We have a duality given by $F=\operatorname{Hom}(_,A):\mathrm{mod}(A)\to\mathrm{mod}(A^{op})$. This means that the same functor, seen as $G=(\mathrm{mod}(A))^{op}\to\mathrm{mod}(A^{op})$, is an equivalence of categories.
Let $eA\in\mathrm{mod}(A)$ where $e$ is a primitive idempotent, i.e. $eA$ is an indecomposable projective in $\mathrm{mod}(A)$. Thus $eA$ is injective in $(\mathrm{mod}(A))^{op}$ and is therefore sent to an injective module through $G$, i.e. $G(eA)$ is injective in $\mathrm{mod}(A^{op})$ (=left module). However we can compute that $\operatorname{Hom}(eA,A)\cong Ae$, which is a projective left module.
Where is the mistake? I know that a projective can also be injective and conversely, but obviously it’s not the case in such generality.
This functor is used to define the transpose of a module $M$. This transpose can be turned into a duality between quotients of $\mathrm{mod}(A)$. This category is called the projectively stable category and is defined to be $\underline{mod}(A)=mod(A)/I$, where $I$ is the ideal defined as $I(M,N)={\text{maps from }M\text{ to }N\text{ such that they factor through a projective}}$.
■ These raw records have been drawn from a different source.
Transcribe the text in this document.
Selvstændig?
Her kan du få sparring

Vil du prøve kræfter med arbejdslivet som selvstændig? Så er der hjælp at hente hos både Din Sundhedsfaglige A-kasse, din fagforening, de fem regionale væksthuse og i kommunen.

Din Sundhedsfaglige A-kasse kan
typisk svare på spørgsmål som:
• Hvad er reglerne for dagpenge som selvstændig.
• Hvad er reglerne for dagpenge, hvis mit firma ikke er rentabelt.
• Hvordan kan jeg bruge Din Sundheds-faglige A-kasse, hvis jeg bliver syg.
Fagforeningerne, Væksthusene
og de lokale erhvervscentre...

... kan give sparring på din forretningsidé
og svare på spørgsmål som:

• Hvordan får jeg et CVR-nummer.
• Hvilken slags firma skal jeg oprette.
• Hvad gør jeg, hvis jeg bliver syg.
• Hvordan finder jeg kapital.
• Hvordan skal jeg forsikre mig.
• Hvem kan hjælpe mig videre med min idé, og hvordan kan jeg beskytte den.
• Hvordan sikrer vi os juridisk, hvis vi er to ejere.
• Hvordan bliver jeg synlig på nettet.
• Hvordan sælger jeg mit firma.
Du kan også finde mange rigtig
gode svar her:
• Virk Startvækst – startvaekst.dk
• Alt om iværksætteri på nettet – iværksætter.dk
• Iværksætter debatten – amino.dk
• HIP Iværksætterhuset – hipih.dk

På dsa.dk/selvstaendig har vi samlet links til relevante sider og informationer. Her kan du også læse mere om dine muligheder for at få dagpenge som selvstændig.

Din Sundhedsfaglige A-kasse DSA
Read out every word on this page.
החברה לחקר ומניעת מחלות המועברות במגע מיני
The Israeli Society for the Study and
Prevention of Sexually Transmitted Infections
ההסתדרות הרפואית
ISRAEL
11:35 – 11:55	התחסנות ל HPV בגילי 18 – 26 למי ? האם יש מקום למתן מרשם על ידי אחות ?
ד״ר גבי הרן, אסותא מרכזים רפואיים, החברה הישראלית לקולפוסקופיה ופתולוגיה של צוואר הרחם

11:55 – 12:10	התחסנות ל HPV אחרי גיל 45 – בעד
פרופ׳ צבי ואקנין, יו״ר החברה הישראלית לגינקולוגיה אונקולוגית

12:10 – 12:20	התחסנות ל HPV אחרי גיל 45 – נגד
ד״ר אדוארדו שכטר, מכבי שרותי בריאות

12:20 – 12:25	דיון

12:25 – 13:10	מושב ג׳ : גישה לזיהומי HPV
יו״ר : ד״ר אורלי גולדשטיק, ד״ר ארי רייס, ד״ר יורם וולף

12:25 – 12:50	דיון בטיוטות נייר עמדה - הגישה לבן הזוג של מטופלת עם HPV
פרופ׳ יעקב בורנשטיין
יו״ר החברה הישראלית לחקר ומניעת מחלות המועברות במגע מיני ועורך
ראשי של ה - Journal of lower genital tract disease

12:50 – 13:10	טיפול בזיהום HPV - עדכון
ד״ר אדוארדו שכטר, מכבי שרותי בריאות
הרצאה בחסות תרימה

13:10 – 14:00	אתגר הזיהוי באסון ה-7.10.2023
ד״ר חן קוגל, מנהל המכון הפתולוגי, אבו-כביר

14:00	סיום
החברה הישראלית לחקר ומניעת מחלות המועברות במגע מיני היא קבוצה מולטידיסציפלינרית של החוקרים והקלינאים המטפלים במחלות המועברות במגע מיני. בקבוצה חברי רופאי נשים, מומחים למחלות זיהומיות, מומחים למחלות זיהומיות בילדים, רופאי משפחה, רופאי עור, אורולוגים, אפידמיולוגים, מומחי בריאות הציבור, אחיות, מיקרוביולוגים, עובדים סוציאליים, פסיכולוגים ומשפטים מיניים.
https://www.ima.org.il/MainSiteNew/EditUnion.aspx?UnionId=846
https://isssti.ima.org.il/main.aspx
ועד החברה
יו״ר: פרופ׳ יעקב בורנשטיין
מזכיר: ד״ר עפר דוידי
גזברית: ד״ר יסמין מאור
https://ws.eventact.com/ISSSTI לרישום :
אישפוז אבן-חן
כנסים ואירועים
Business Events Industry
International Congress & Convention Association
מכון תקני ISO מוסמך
I manage to show that every projective is isomorphic to $0$ in this category. I would like to prove the following result (which I would like to be true):
Let $M\not\cong _{\mathrm{mod}(A)}N$ be two non‑projective, non‑isomorphic modules. Then $M\not\cong_{\underline{\mathrm{mod}}(A)}N$
I.e., I would like to show that in the projectively stable category we don’t kill or identify anything except for the projective modules.